Councilmember Al Austin, Long Beach: Councilmember Austin highlighted local priorities including active transportation — “being bike-friendly” — local streets, “helping residents get home” via the 710 freeway, and addressing the movement of goods in and out of the ports.

Blake Dillinger, Assemblymember Laura Friedman’s Office: Blake talked about the California 43rd Assembly District — which covers Burbank, Glendale, and central parts of Los Angeles — “not being a very good public transportation district” with “very little transportation options.” One of their office’s priorities is integrating the future High Speed Rail network with existing and future mobility network.

Nancy Pfeffer, Gateway Cities COG: Nancy reminded everyone about Gateway Cities’ long range multi-modal strategic plan. She said “Measure M is going to be an opportunity to put all that into practice.” She stressed that our region’s transportation system should work for those who are 8-year-olds and 80-year-olds.

Madeleine Moore, Office of Supervisor Sheila Kuehl: Madeleine highlighted that building the core north-south and east-west transit grid will still take a lot of work — “we” can’t lose focus on the tremendous benefits of that system.

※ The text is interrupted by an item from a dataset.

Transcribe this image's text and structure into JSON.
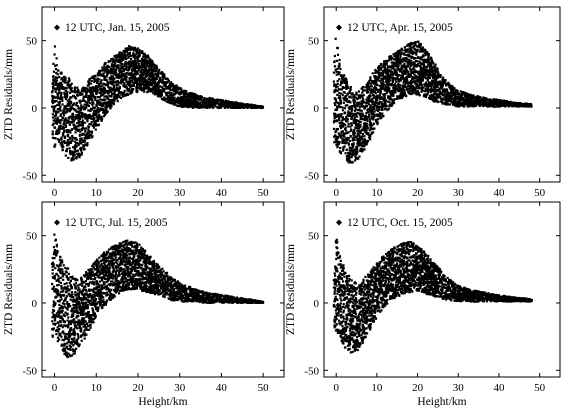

She reminded everyone that we still need to develop partnerships with transportation network companies to complement our system.

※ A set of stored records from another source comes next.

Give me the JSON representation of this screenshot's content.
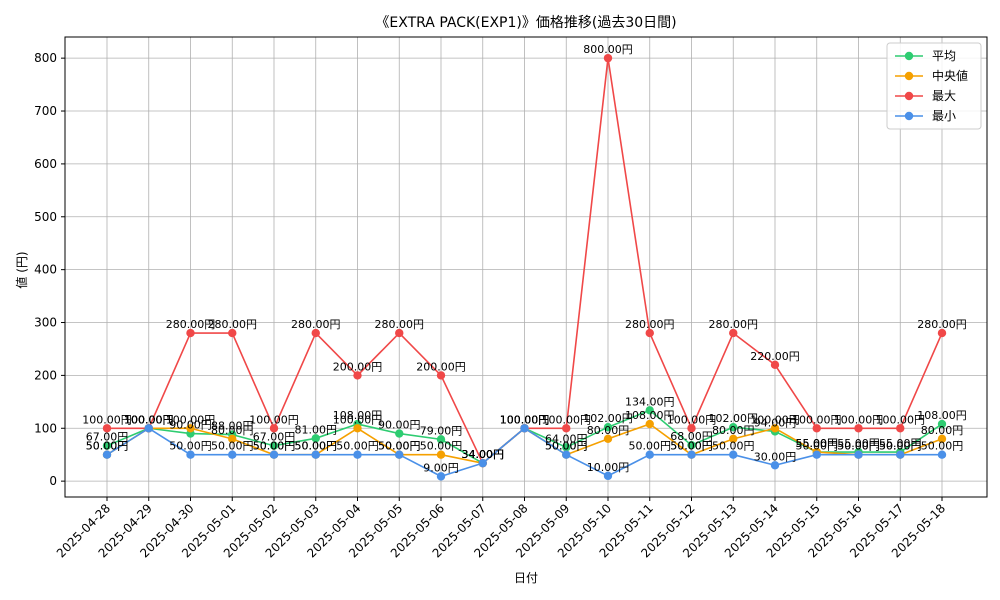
{
  "chart_data": {
    "type": "line",
    "title": "《EXTRA PACK(EXP1)》価格推移(過去30日間)",
    "xlabel": "日付",
    "ylabel": "値 (円)",
    "ylim": [
      -30,
      840
    ],
    "yticks": [
      0,
      100,
      200,
      300,
      400,
      500,
      600,
      700,
      800
    ],
    "grid": true,
    "legend_position": "top-right",
    "value_suffix": "円",
    "categories": [
      "2025-04-28",
      "2025-04-29",
      "2025-04-30",
      "2025-05-01",
      "2025-05-02",
      "2025-05-03",
      "2025-05-04",
      "2025-05-05",
      "2025-05-06",
      "2025-05-07",
      "2025-05-08",
      "2025-05-09",
      "2025-05-10",
      "2025-05-11",
      "2025-05-12",
      "2025-05-13",
      "2025-05-14",
      "2025-05-15",
      "2025-05-16",
      "2025-05-17",
      "2025-05-18"
    ],
    "series": [
      {
        "key": "avg",
        "name": "平均",
        "color": "#2ecc71",
        "values": [
          67,
          100,
          90,
          88,
          67,
          81,
          108,
          90,
          79,
          34,
          100,
          64,
          102,
          134,
          68,
          102,
          94,
          55,
          55,
          55,
          108
        ]
      },
      {
        "key": "median",
        "name": "中央値",
        "color": "#f5a000",
        "values": [
          50,
          100,
          100,
          80,
          50,
          50,
          100,
          50,
          50,
          34,
          100,
          50,
          80,
          108,
          50,
          80,
          100,
          55,
          50,
          50,
          80
        ]
      },
      {
        "key": "max",
        "name": "最大",
        "color": "#f04848",
        "values": [
          100,
          100,
          280,
          280,
          100,
          280,
          200,
          280,
          200,
          34,
          100,
          100,
          800,
          280,
          100,
          280,
          220,
          100,
          100,
          100,
          280
        ]
      },
      {
        "key": "min",
        "name": "最小",
        "color": "#4a90e8",
        "values": [
          50,
          100,
          50,
          50,
          50,
          50,
          50,
          50,
          9,
          34,
          100,
          50,
          10,
          50,
          50,
          50,
          30,
          50,
          50,
          50,
          50
        ]
      }
    ]
  }
}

Jeff Jacobberger, Office of Councilmember Bob Blumenfield: Jeff emphasized that voters all across the county voted for Measure M and they all deserve to see benefits. In addition, he asked: “How do we maximize local return funding?” Miguel Perla, consultant based in Antelope Valley: Miguel brought it down to the community level. He said: “Oftentimes we hear about the isolation and long distances people have to travel.” He wants to bring in community members and parents who don’t traditionally participate in decisionmaking to get involved in transportation planning.

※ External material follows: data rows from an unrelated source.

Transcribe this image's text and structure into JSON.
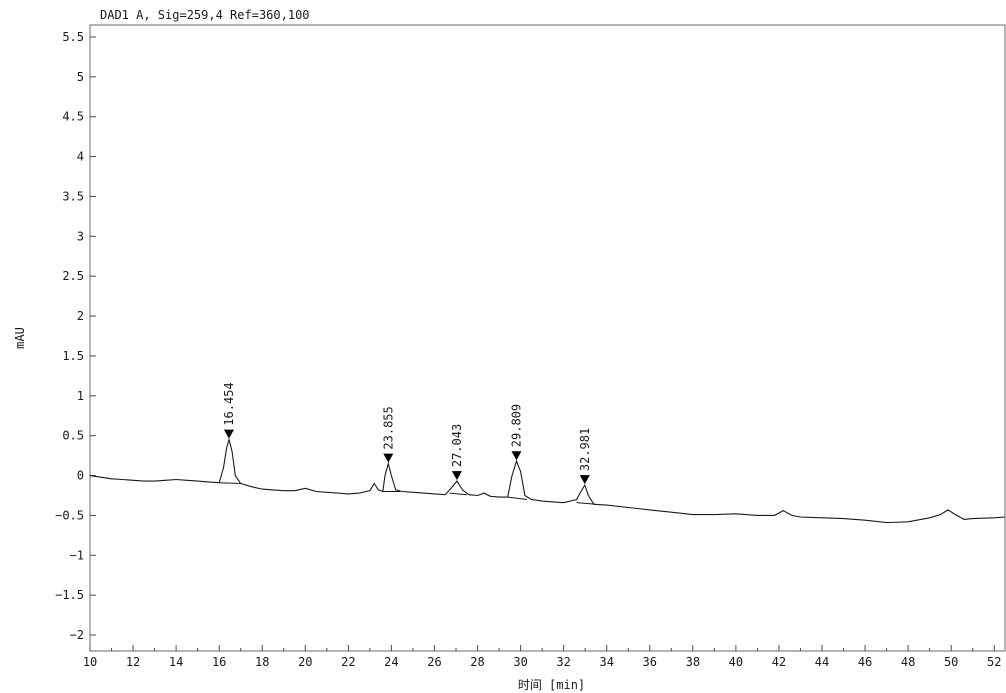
{
  "chart_data": {
    "type": "line",
    "title": "DAD1 A, Sig=259,4 Ref=360,100",
    "xlabel": "时间 [min]",
    "ylabel": "mAU",
    "xlim": [
      10,
      52.5
    ],
    "ylim": [
      -2.2,
      5.65
    ],
    "x_ticks": [
      10,
      12,
      14,
      16,
      18,
      20,
      22,
      24,
      26,
      28,
      30,
      32,
      34,
      36,
      38,
      40,
      42,
      44,
      46,
      48,
      50,
      52
    ],
    "y_ticks": [
      -2,
      -1.5,
      -1,
      -0.5,
      0,
      0.5,
      1,
      1.5,
      2,
      2.5,
      3,
      3.5,
      4,
      4.5,
      5,
      5.5
    ],
    "y_tick_labels": [
      "−2",
      "−1.5",
      "−1",
      "−0.5",
      "0",
      "0.5",
      "1",
      "1.5",
      "2",
      "2.5",
      "3",
      "3.5",
      "4",
      "4.5",
      "5",
      "5.5"
    ],
    "grid": false,
    "series": [
      {
        "x": [
          10,
          10.5,
          11,
          11.5,
          12,
          12.5,
          13,
          13.5,
          14,
          14.5,
          15,
          15.5,
          16,
          16.2,
          16.35,
          16.454,
          16.6,
          16.75,
          17,
          17.5,
          18,
          18.5,
          19,
          19.5,
          20,
          20.5,
          21,
          21.5,
          22,
          22.5,
          23,
          23.2,
          23.4,
          23.6,
          23.7,
          23.855,
          24,
          24.2,
          24.5,
          25,
          25.5,
          26,
          26.5,
          26.8,
          27.043,
          27.3,
          27.6,
          28,
          28.3,
          28.6,
          29,
          29.4,
          29.6,
          29.809,
          30,
          30.2,
          30.5,
          31,
          31.5,
          32,
          32.6,
          32.8,
          32.981,
          33.15,
          33.4,
          34,
          35,
          36,
          37,
          38,
          39,
          40,
          41,
          41.8,
          42.2,
          42.6,
          43,
          44,
          45,
          46,
          47,
          48,
          49,
          49.5,
          49.85,
          50.2,
          50.6,
          51,
          52,
          52.5
        ],
        "y": [
          0.0,
          -0.02,
          -0.04,
          -0.05,
          -0.06,
          -0.07,
          -0.07,
          -0.06,
          -0.05,
          -0.06,
          -0.07,
          -0.08,
          -0.09,
          0.1,
          0.35,
          0.45,
          0.3,
          0.0,
          -0.1,
          -0.14,
          -0.17,
          -0.18,
          -0.19,
          -0.19,
          -0.16,
          -0.2,
          -0.21,
          -0.22,
          -0.23,
          -0.22,
          -0.19,
          -0.1,
          -0.18,
          -0.2,
          0.0,
          0.15,
          0.0,
          -0.18,
          -0.2,
          -0.21,
          -0.22,
          -0.23,
          -0.24,
          -0.15,
          -0.07,
          -0.18,
          -0.24,
          -0.25,
          -0.22,
          -0.26,
          -0.27,
          -0.27,
          0.0,
          0.18,
          0.05,
          -0.25,
          -0.3,
          -0.32,
          -0.33,
          -0.34,
          -0.3,
          -0.2,
          -0.12,
          -0.25,
          -0.36,
          -0.37,
          -0.4,
          -0.43,
          -0.46,
          -0.49,
          -0.49,
          -0.48,
          -0.5,
          -0.5,
          -0.44,
          -0.5,
          -0.52,
          -0.53,
          -0.54,
          -0.56,
          -0.59,
          -0.58,
          -0.53,
          -0.49,
          -0.43,
          -0.49,
          -0.55,
          -0.54,
          -0.53,
          -0.52
        ]
      }
    ],
    "peaks": [
      {
        "label": "16.454",
        "x": 16.454,
        "y": 0.45
      },
      {
        "label": "23.855",
        "x": 23.855,
        "y": 0.15
      },
      {
        "label": "27.043",
        "x": 27.043,
        "y": -0.07
      },
      {
        "label": "29.809",
        "x": 29.809,
        "y": 0.18
      },
      {
        "label": "32.981",
        "x": 32.981,
        "y": -0.12
      }
    ],
    "baselines": [
      {
        "x": [
          16.0,
          17.0
        ],
        "y": [
          -0.09,
          -0.1
        ]
      },
      {
        "x": [
          23.6,
          24.4
        ],
        "y": [
          -0.2,
          -0.2
        ]
      },
      {
        "x": [
          26.7,
          27.5
        ],
        "y": [
          -0.22,
          -0.24
        ]
      },
      {
        "x": [
          29.4,
          30.3
        ],
        "y": [
          -0.27,
          -0.3
        ]
      },
      {
        "x": [
          32.6,
          33.5
        ],
        "y": [
          -0.34,
          -0.36
        ]
      }
    ]
  }
}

Megan McClaire, Advancement Project: Megan encouraged any update to the Long Range Transportation Plan elevates voices of those who don’t have freedom of choice in transportation. A very important reminder.

Seleta Reynolds, LA Department of Transportation: Seleta reminded the group that it’s important to use a data-driven approach to direct resources to where they will have the greatest impact. She said, “There are inequities inherent in where people are getting killed on our roads,” so where safety resources go will not be equal. Traffic collisions are the number one cause of death for children in L.A. County, and “every single one of these deaths is preventable,” she said. Her overall point was: Measure M will be a failure if we just build a bunch of transit without addressing huge safety issues. We, she said, “need to prioritize small, but effective capital projects early on” and “prioritizing the most vulnerable  The focus needs to be on how our transportation projects build wealth and strengthen communities.

Joanne Kim, Office of Councilmember Marqueece Harris-Dawson: Joanne expressed her commitment to ending “divide by 15,” (for example, in the case of local return) and instead using data to allocate resources. “Equality is not equitable,” she said.

Dennis Gleason, Office of Councilmember Joe Buscaino: Dennis talked about the challenge and opportunity we face in the City of Los Angeles: coordinating projects with multiple objectives with funding from multiple sources. He stressed that we can address sidewalks and stormwater at the same time. Therese McMillan, Chief Planning Officer for Metro, described the process for updating the Long Range Transportation Plan (LRTP), noting that it will be very different than the last one. She said the LRTP needs to define equity in a way that makes sense to everyone, use data to address safety, and be rooted in shared values.

Jessica closed out the meeting by sharing Investing in Place’s priorities—especially a transportation equity policy—that will advance our vision of #JustGrowth and a timeline for upcoming policy decisions and ways to get involved.